Основное качество хтонических чудовищ есть сжатость, свернутость, непроницаемость, сверхплотность [463]. Преодоление ее составляет первоначальное содержание космогонического процесса и повторяется на других (нисходящих) уровнях поединка бога (героя) со своим хтоническим противником.
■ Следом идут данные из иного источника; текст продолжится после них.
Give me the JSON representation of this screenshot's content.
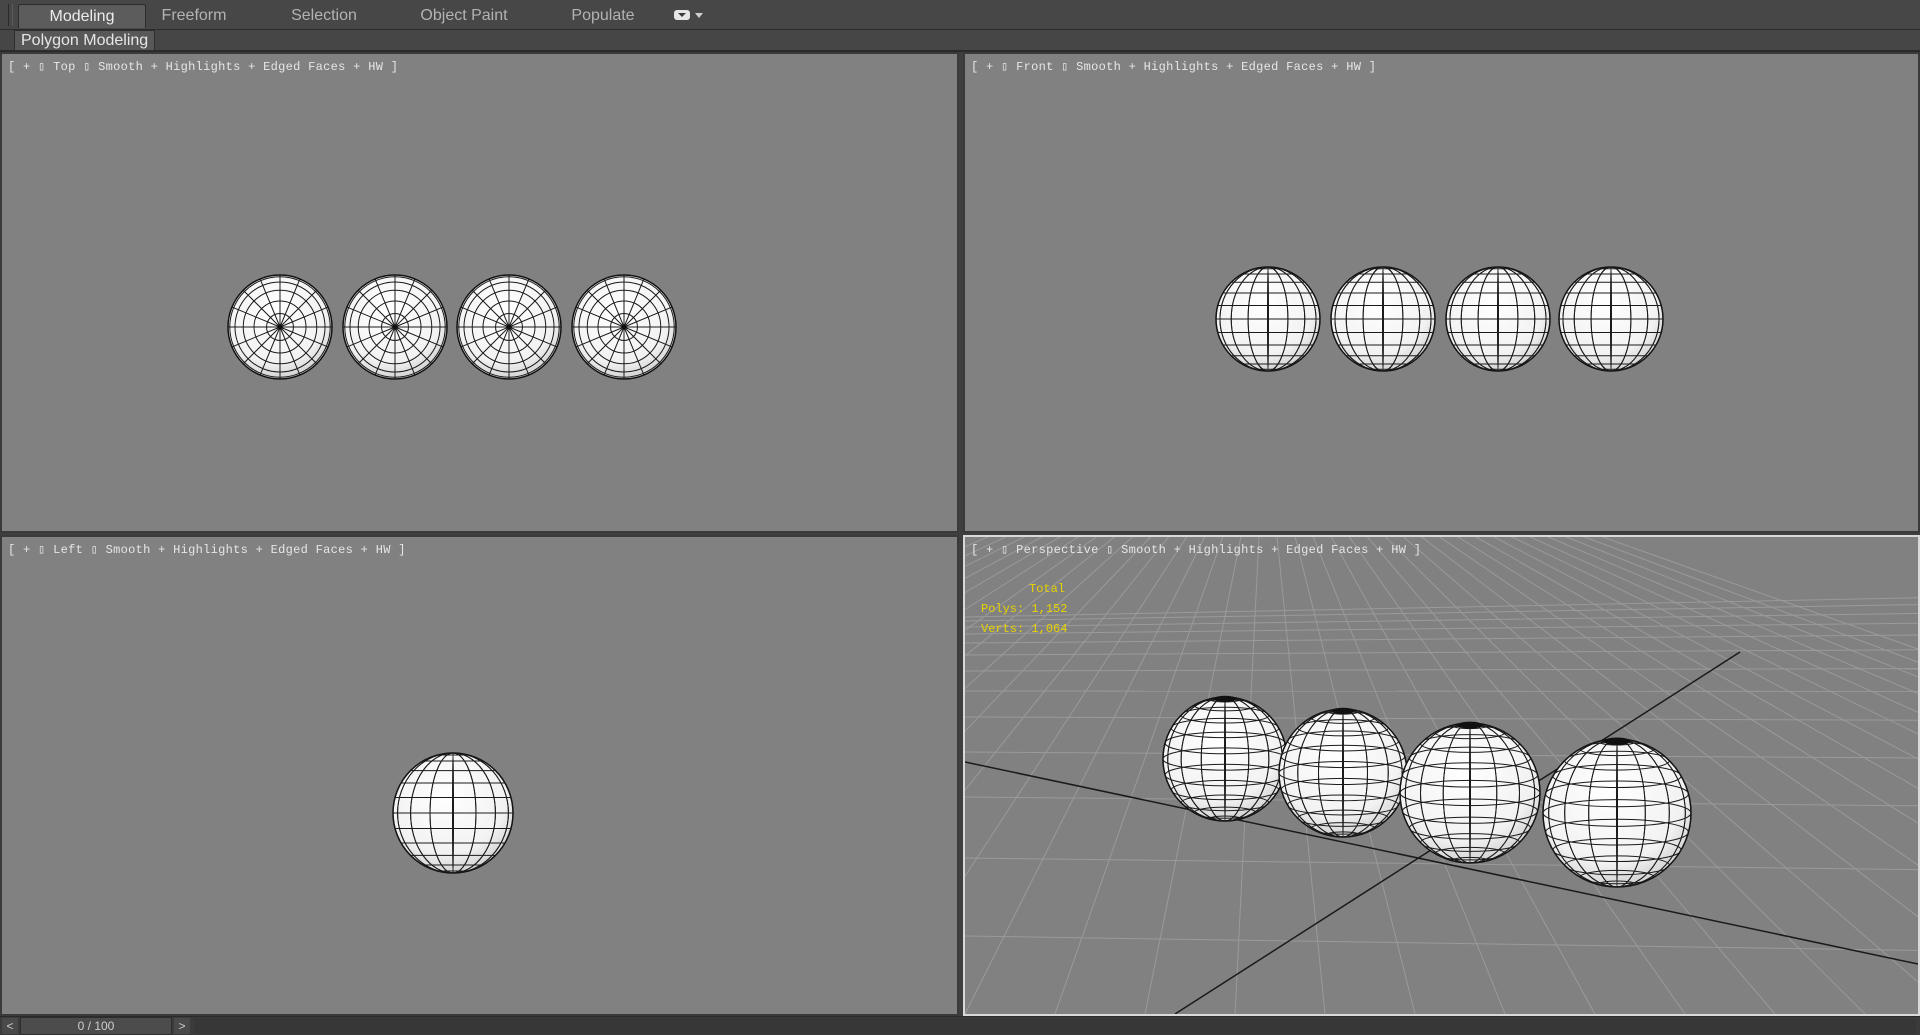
{
  "ribbon": {
    "tabs": [
      {
        "label": "Modeling",
        "active": true
      },
      {
        "label": "Freeform"
      },
      {
        "label": "Selection"
      },
      {
        "label": "Object Paint"
      },
      {
        "label": "Populate"
      }
    ],
    "panel_label": "Polygon Modeling"
  },
  "viewports": {
    "top": {
      "bracket_open": "[",
      "plus": "+",
      "view": "Top",
      "shading": "Smooth + Highlights + Edged Faces",
      "driver": "HW",
      "bracket_close": "]"
    },
    "front": {
      "bracket_open": "[",
      "plus": "+",
      "view": "Front",
      "shading": "Smooth + Highlights + Edged Faces",
      "driver": "HW",
      "bracket_close": "]"
    },
    "left": {
      "bracket_open": "[",
      "plus": "+",
      "view": "Left",
      "shading": "Smooth + Highlights + Edged Faces",
      "driver": "HW",
      "bracket_close": "]"
    },
    "perspective": {
      "bracket_open": "[",
      "plus": "+",
      "view": "Perspective",
      "shading": "Smooth + Highlights + Edged Faces",
      "driver": "HW",
      "bracket_close": "]"
    }
  },
  "stats": {
    "title": "Total",
    "polys_label": "Polys:",
    "polys_value": "1,152",
    "verts_label": "Verts:",
    "verts_value": "1,064"
  },
  "time_slider": {
    "prev": "<",
    "next": ">",
    "frame_display": "0 / 100"
  },
  "colors": {
    "viewport_bg": "#818181",
    "active_border": "#d9d9d9",
    "stats_text": "#e8d300",
    "ui_bg": "#474747"
  }
}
Поэтому, подобно тому, как проницание тела Тиамат стрелой предваряется раскрытием ее пасти ветрами, так и в поединке Геракла с Лернейской гидрой непосредственный контакт с чудовищем предваряется выманиванием его из логова.
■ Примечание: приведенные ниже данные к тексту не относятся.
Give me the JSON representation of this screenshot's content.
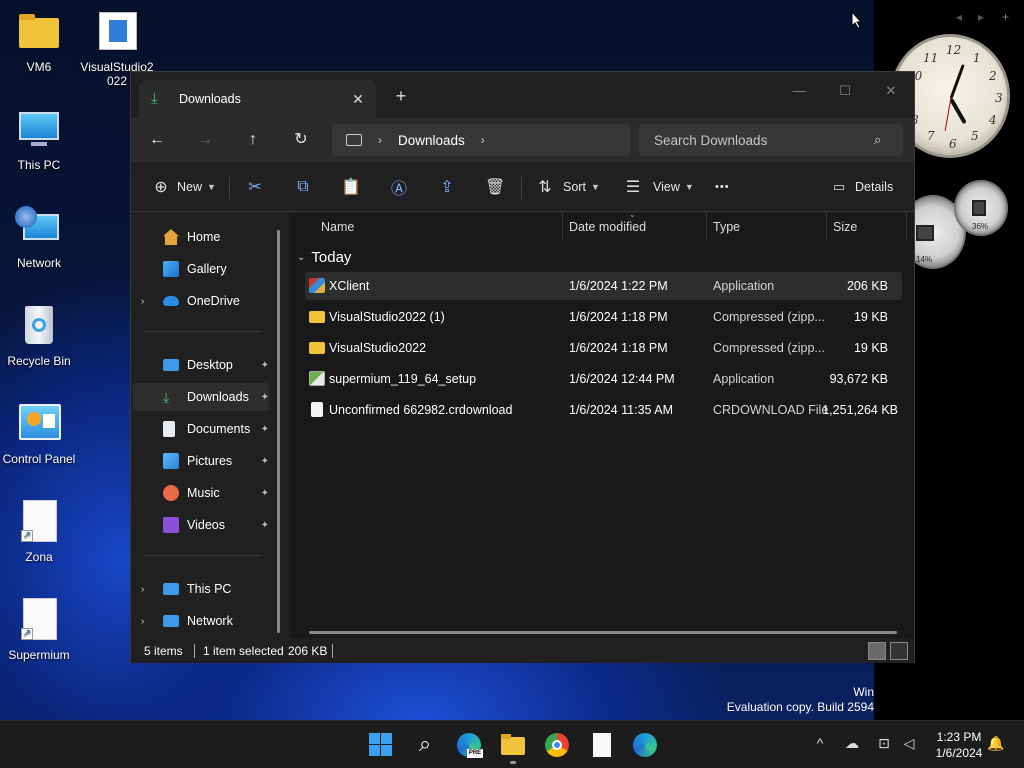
{
  "desktop": {
    "icons": [
      {
        "label": "VM6"
      },
      {
        "label": "VisualStudio2022"
      },
      {
        "label": "This PC"
      },
      {
        "label": "Network"
      },
      {
        "label": "Recycle Bin"
      },
      {
        "label": "Control Panel"
      },
      {
        "label": "Zona"
      },
      {
        "label": "Supermium"
      }
    ],
    "gauge_left_value": "14%",
    "gauge_right_value": "36%",
    "watermark": {
      "line1": "Win",
      "line2": "Evaluation copy. Build 2594"
    }
  },
  "window": {
    "tab_title": "Downloads",
    "tab_close": "✕",
    "new_tab": "+",
    "controls": {
      "minimize": "—",
      "maximize": "☐",
      "close": "✕"
    },
    "nav": {
      "back": "←",
      "forward": "→",
      "up": "↑",
      "refresh": "↻"
    },
    "address": {
      "chevron": "›",
      "crumb": "Downloads",
      "chevron_end": "›"
    },
    "search_placeholder": "Search Downloads",
    "toolbar": {
      "new_label": "New",
      "sort_label": "Sort",
      "view_label": "View",
      "more_label": "•••",
      "details_label": "Details"
    },
    "sidebar": {
      "items": [
        {
          "label": "Home",
          "icon": "home-icon"
        },
        {
          "label": "Gallery",
          "icon": "gallery-icon"
        },
        {
          "label": "OneDrive",
          "icon": "onedrive-icon"
        },
        {
          "label": "Desktop",
          "icon": "desktop-icon"
        },
        {
          "label": "Downloads",
          "icon": "downloads-icon"
        },
        {
          "label": "Documents",
          "icon": "documents-icon"
        },
        {
          "label": "Pictures",
          "icon": "pictures-icon"
        },
        {
          "label": "Music",
          "icon": "music-icon"
        },
        {
          "label": "Videos",
          "icon": "videos-icon"
        },
        {
          "label": "This PC",
          "icon": "this-pc-icon"
        },
        {
          "label": "Network",
          "icon": "network-icon"
        }
      ],
      "expand_arrow": "›",
      "pin": "📌"
    },
    "columns": {
      "name": "Name",
      "date": "Date modified",
      "type": "Type",
      "size": "Size"
    },
    "group": {
      "label": "Today",
      "caret": "⌄"
    },
    "files": [
      {
        "name": "XClient",
        "date": "1/6/2024 1:22 PM",
        "type": "Application",
        "size": "206 KB"
      },
      {
        "name": "VisualStudio2022 (1)",
        "date": "1/6/2024 1:18 PM",
        "type": "Compressed (zipp...",
        "size": "19 KB"
      },
      {
        "name": "VisualStudio2022",
        "date": "1/6/2024 1:18 PM",
        "type": "Compressed (zipp...",
        "size": "19 KB"
      },
      {
        "name": "supermium_119_64_setup",
        "date": "1/6/2024 12:44 PM",
        "type": "Application",
        "size": "93,672 KB"
      },
      {
        "name": "Unconfirmed 662982.crdownload",
        "date": "1/6/2024 11:35 AM",
        "type": "CRDOWNLOAD File",
        "size": "1,251,264 KB"
      }
    ],
    "status": {
      "items": "5 items",
      "selected": "1 item selected",
      "size": "206 KB"
    }
  },
  "taskbar": {
    "time": "1:23 PM",
    "date": "1/6/2024",
    "tray_up": "^"
  }
}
Выманивание (как и убийство) хтонического чудовища из его „не-места“ (поскольку в своей начальной „свернутости-закрытости“ оно бес-пространственно) можно сопоставить с «открытием или проекцией фиксированной точки — „Центра“, равнозначной Сотворению Мира» [464]. Убивая чудовище Бог (или герой) открывает „центр“, через который вливаются в мир священные энергии, т. е. преодолевается некий сдерживающий „элемент“ — нечто, что затрудняет космогонический процесс, препятствуя ему. Поэтому, всякий раз, когда предпринимается новый шаг по расширению мирового пространства, возникает необходимость в новом „убийстве“, сопровождающемся потрясением существующей системы, наиболее точным образом которого, быть может, являются судороги издыхающего хтонического чудовища: Терзаемый болью жестокой, / Тяжко хрипя и вздыхая, по черной земле он катался. / Шум поднялся несказанный, безмерный. А он, извиваясь, / По лесу ползал туда и сюда. Наконец кровожадный / Дух испустил он (Нот. Hymn., II, 181–185).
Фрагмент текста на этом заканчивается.